2016 Nomination of First Minister
| Date: |  | 11 May 2016 |
| Candidate |  | Votes |
|  | Carwyn Jones (Labour) | 29 / 58 |
|  | Leanne Wood (Plaid Cymru) | 29 / 58 |
|  | Abstentions | 0 / 56 |
Source: Senedd

=== 2011 ===
On 11 May 2011, Carwyn Jones was the only person nominated for the position (by Janice Gregory), and was a subsequently recommended by the presiding officer to be appointed as First Minister.

=== 2009 ===
On 9 December 2009, Carwyn Jones was the only person nominated for the position (by Rhodri Morgan), and was a subsequently recommended by the presiding officer to be appointed as First Minister.

=== 2007 ===
On 25 May 2007, Rhodri Morgan was the only person nominated for the position (by Jane Hutt), and was a subsequently recommended by the presiding officer to be appointed as First Minister.

=== 2003 ===
On 7 May 2003, Rhodri Morgan was the only person nominated for the position (by Lynne Neagle), and was a subsequently elected as First Minister.

=== 2000 ===
On Wednesday 9 February 2000, following the resignation of Alun Michael, the Assembly cabinet unanimously elected Rhodri Morgan as acting First Secretary.
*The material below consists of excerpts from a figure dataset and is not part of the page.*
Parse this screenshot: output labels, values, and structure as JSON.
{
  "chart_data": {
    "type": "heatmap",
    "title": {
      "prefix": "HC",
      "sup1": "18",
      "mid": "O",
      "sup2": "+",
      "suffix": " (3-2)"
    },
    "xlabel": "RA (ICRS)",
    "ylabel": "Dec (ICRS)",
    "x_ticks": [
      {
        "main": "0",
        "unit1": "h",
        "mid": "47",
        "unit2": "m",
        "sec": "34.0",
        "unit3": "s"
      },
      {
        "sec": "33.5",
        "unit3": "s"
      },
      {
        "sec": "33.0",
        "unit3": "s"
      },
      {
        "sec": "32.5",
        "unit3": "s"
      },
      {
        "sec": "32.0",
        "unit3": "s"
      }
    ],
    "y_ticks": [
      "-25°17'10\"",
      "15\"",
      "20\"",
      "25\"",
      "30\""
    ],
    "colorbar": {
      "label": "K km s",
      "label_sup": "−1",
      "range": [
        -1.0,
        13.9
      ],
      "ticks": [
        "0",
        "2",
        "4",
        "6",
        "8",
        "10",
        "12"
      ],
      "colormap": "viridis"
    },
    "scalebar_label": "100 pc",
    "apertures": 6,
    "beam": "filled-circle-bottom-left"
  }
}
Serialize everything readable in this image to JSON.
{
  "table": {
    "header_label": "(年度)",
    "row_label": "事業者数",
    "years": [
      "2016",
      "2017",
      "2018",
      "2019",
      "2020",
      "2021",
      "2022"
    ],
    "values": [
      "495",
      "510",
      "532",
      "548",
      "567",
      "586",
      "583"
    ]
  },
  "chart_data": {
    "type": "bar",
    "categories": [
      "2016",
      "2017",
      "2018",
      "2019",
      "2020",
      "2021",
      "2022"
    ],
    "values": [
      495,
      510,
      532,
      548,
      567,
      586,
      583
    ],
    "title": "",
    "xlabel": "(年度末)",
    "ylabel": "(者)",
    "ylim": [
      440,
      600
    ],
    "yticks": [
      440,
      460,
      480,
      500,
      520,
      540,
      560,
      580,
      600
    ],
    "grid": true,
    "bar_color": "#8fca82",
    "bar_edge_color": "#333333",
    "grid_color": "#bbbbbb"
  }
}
He was elected unopposed as First Secretary by the whole Assembly (after being proposed by Andrew Davies) the following week on Tuesday 15 February.

=== 1999 ===
On 12 May 1999, Alun Michael was the only person nominated for the position (by Rhodri Morgan and seconded by Ann Jones), and was a subsequently elected as First Secretary.

==Notes==

- Dates are from various BBC News Online articles from 1999 to 2003.